Companies That Offer Group Health Insurance

Aetna

Aetna is one of the nation's leading diversified health care benefits companies, offering a broad range of health insurance plans to both large and small businesses. Aetna provides NY businesses with access to affordable benefit packages, easy plan enrollment, and the knowledge to make informed decisions. On their website (aetna.com), you'll find tools and resources that employers and employees can use to effectively navigate the health care system.

Plans include: Aetna NYC Community Plan HMO, Aetna Open Access EPO, Aetna Open Access Managed Choice EPO, Aetna HSA, Aetna Indemnity, Aetna FSA, and Aetna Healthy NY.

Oxford Health

As a subsidiary of UnitedHealthcare, Oxford Healthoffers a wide range of affordable and flexible health plans for small and large businesses in New York. Oxford Health has two great networks to choose from. Both the Oxford Freedom and Oxford Liberty POS networks will give your employees national health coverage. With a large variety of group health plans and dental and vision riders, Oxford has the tools to build a great employee benefits package for your business.

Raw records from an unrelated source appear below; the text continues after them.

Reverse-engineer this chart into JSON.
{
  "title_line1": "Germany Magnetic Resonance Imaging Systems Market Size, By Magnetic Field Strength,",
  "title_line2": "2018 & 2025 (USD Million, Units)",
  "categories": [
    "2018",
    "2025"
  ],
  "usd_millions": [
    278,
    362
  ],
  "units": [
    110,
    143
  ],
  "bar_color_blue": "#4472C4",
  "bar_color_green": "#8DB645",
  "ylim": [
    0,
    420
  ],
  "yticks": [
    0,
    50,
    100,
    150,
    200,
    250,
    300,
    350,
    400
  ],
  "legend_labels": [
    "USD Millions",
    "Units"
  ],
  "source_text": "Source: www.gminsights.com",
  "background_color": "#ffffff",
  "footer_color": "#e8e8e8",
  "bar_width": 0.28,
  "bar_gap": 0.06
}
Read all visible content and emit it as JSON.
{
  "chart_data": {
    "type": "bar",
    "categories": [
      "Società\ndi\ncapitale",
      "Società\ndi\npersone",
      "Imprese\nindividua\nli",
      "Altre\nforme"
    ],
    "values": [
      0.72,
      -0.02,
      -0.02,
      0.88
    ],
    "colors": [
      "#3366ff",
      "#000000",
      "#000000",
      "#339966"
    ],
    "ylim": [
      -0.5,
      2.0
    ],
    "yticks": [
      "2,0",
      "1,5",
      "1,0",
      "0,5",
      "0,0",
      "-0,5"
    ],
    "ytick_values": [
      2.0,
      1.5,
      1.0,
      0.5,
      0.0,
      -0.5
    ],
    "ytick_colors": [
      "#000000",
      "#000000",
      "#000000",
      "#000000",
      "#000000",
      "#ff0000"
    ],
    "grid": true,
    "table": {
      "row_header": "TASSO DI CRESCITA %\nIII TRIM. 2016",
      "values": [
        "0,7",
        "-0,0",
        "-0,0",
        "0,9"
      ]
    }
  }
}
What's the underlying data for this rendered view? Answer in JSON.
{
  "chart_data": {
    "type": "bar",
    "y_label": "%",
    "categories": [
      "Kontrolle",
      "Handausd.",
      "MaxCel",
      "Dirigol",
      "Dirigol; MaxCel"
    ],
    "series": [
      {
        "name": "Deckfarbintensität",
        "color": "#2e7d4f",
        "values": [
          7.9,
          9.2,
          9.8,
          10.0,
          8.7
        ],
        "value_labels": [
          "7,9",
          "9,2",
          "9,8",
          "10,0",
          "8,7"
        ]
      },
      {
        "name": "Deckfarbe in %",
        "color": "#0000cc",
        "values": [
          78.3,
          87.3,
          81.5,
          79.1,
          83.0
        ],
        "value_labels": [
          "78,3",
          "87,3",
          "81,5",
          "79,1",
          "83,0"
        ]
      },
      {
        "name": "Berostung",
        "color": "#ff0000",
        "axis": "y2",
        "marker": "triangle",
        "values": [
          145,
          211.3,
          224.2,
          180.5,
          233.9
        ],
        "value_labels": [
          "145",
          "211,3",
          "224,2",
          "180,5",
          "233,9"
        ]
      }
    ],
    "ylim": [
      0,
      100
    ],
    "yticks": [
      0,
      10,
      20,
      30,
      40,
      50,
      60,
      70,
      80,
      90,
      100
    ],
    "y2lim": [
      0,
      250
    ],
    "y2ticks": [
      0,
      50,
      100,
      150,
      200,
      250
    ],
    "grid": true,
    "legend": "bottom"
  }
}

Plans include:Oxford HMO, Oxford Exclusive Plan Metro, Oxford Ease, Oxford Metro EPO, Oxford HSA Direct Plan, Oxford HSA Exclusive Plan, Oxford POS Freedom, Oxford POS Liberty, Oxford Freedom Plan Direct, Oxford Primary Advantage, and Oxford Healthy NY.

Emblem

As the parent company of Group Health Incorporated (GHI) and the Health Insurance Plan of Greater New York (HIP), EmblemHealth is a traditional New York State insurance company that offers benefits to small and large businesses, as well as federal and state employees. For over 80 years, GHI and HIP have been insuring the labor unions and government employees in New York City and can boast one of the best doctor and hospital networks in New York City. The small business suite of products includes seven health plans, five RX choices, and four dental plans. Emblem's small group health plans offer unique benefits that no other companies offer, such as a $0 co-pay for dependent children, doctor and specialist office visits, and a $0 co-pay for generic prescriptions. Emblem also offers a full line of mid-market and large group health plans, which have the most flexibility and the greatest number of plan options available.

Plans include:Emblem PPO, Empire PPO HSA, Emblem EPO, Emblem EPO HSA, Emblem Compahealth HMO, and Emblem Healthy NY.

Empire Blue Cross Blue Shield

Empire Blue Cross Blue Shield is a leader in providing group coverage to New York businesses. Empire BCBS can offer NY businesses the largest nationwide doctor-hospital network that includes 84% of the doctors and 94% of the hospitals in the USA. Combined with the recent introduction of several new small and large group health plan products, this makes Empire BCBS a good choice for Group Health, Dental, Vision, Life, and Disability.

Plans include:Empire Prism EPO, Empire Essential EPO, Empire Value EPO, Empire Direct HMO, Empire HMO, Empire POS, Empire PPO, Empire PPO Plus, Empire Total Blue Choice, and Empire Healthy NY.